Royal Pains is far from flawless but there is a fun vibe that, I’m going to just admit is contagious. It’s a new idea that features episode titles relating to more than just one meaning interwoven into each show. This definitely isn’t for younger viewers and if you want something for younger teens, and medical series are your “thing,” I’d advise you lean towards something different. Settings are gorgeous (especially when they include picnics on the beach with a stunning sunset as a backdrop – after all, this is the Hamptons), the cast shares some fantastic camaraderie, and above all, the forty-five minutes offers up more than one laugh, giving us more than one thought-provoking moments with which to think on… and wishing that it wouldn’t be another year before Hank Med and its subsequent DVD set would hit store shelves.

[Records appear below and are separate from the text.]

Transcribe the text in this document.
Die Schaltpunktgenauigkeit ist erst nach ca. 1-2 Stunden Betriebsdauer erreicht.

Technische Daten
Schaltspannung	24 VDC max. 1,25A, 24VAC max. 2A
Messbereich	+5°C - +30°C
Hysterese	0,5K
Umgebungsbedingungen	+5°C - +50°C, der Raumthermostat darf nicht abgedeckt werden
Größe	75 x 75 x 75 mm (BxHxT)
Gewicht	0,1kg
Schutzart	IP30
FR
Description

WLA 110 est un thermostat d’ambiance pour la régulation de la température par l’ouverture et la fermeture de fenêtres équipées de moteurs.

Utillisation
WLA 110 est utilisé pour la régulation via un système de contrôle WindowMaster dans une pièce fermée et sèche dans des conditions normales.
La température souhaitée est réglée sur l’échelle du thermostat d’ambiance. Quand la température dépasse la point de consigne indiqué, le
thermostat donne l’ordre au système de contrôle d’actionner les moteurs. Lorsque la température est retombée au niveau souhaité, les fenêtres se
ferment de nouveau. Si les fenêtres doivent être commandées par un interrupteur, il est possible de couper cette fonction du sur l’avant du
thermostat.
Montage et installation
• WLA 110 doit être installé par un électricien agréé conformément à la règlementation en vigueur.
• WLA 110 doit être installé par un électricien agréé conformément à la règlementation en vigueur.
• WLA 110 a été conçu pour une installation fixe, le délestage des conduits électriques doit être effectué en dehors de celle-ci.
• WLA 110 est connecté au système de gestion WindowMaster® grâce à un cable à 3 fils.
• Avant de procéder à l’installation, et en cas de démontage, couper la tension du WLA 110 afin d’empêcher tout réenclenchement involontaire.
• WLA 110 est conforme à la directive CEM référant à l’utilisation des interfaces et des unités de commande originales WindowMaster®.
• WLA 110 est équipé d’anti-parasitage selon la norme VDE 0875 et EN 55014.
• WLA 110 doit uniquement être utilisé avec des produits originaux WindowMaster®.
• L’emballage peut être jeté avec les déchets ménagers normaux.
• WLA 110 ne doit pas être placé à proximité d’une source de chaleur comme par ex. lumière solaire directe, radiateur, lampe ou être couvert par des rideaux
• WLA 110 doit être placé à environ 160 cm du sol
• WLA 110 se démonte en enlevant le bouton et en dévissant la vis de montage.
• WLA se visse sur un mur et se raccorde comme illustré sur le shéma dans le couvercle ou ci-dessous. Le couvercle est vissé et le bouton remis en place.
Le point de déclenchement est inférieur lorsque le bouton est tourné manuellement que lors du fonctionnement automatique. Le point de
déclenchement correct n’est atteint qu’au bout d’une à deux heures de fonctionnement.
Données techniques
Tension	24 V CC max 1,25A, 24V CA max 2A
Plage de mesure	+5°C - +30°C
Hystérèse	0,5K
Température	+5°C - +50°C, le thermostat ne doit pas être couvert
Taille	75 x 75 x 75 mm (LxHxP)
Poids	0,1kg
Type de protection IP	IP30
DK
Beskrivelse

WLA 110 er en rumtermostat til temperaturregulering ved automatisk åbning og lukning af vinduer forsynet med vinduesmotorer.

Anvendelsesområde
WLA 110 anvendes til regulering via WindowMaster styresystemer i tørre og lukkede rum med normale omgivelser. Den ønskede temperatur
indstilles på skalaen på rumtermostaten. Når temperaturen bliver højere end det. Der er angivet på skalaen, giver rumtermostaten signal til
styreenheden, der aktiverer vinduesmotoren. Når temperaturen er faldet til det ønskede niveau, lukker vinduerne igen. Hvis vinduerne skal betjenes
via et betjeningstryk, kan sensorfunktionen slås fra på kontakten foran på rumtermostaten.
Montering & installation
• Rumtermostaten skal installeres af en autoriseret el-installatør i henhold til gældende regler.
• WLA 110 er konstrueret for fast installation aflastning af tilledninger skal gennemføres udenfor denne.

(Rated TV14 for its sexual material, both in medical terms and as pre-marital sex and/or casual sex in relationships [a few suggestive scenes depict the latter instances]. A married couple expecting a child is briefly seen supposedly having sex to induce labor. There is some talk of losing one’s virginity and birth control. Drinking plays a huge part; parties have guests becoming drunk, randomly making out and drugs are questioned in regards to almost everyone. God’s name is abused by pairing it with da**; Jesus is exclaimed in anything but good ways including a couple of potentially offensive comments. Various medical procedures are experienced but the camera generally steers clear of anything terrible. Mild procedures are performed on a dog and a woman who has a piece of metal inside her; in a quick fix, a man must have fish hooks inserted into his broken rib cage.)